DISTINCTION DES BIENS.

I. Aux textes poétiques qui donnent la définition des choses communes à tous, il convient de joindre le passage suivant du poëme de Prudence Contre Symmaque. L'un des plus éminents commentateurs du droit romain a vu dans ce passage une indication parfaitement juridique de ce que le droit appelait res nullius :

Nunc adsunt homini data munera legibus isdem
Queis concessa semel fons liquitur, amnis inundat,
Velivolum ratibus mare scinditur, influit imber,
Aura volat tenuis, vegetatur mobilis aer;

Et res natura fit publica promtaque cunctis,

Dum servant elementa suum famulantia cursum.

(II.)

II. Les choses appartenant au jus divinum, et placées comme telles en dehors du commerce, étaient 1° les res sacræ, 2o les res religiosæ, 3° les res sanctæ.

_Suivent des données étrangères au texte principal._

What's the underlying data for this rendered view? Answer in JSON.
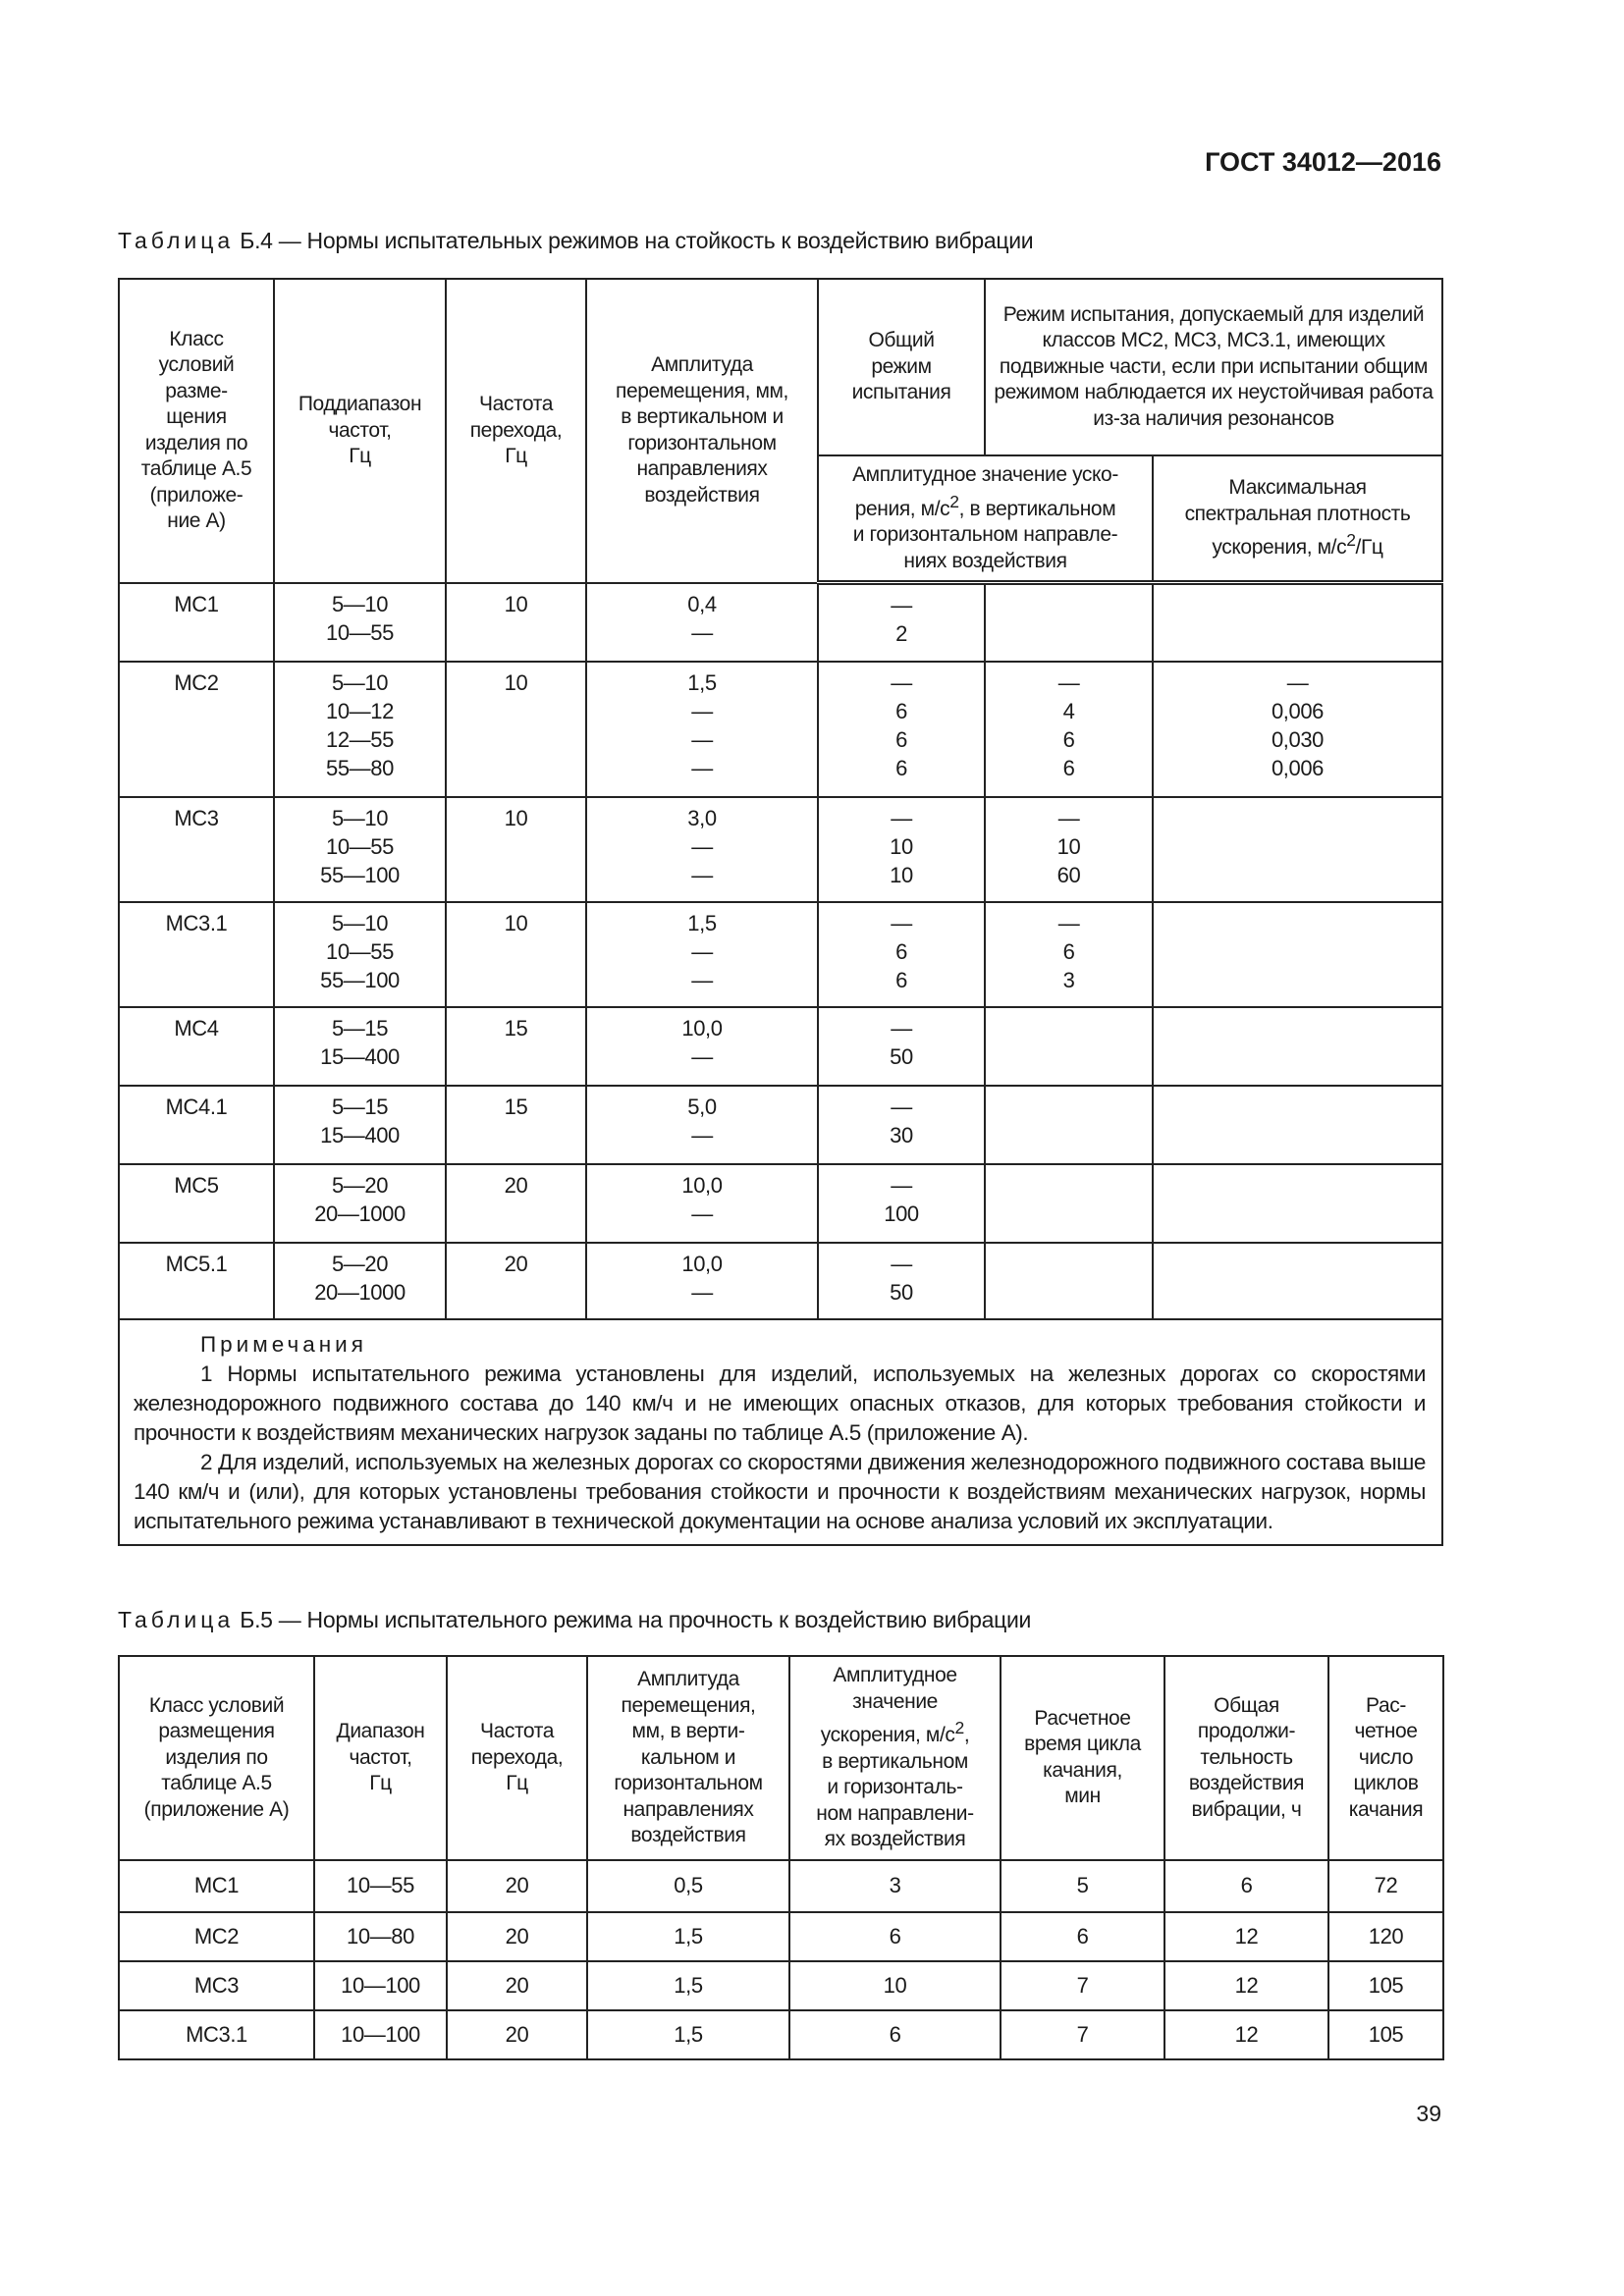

On appelait res sacræ les choses qui en vertu d'un acte de l'autorité publique avaient été consacrées aux dieux par la main des pontifes.

De ce nombre étaient les temples; il en est ainsi parlé par Ovide:

Sacra vocant augusta patres, augusta vocantur

Templa sacerdotum rite dicata manu.

(Fast., I.)

La consécration une fois accomplie suivant les rites pontificaux, l'objet dédié aux divinités ne pouvait jamais tomber dans le domaine privé, même alors qu'il était ruiné par le temps ou par toute autre cause.

Les res religiosa s'entendaient particulièrement des tom

MOEURS JURID. ET JUDIC. - T. III.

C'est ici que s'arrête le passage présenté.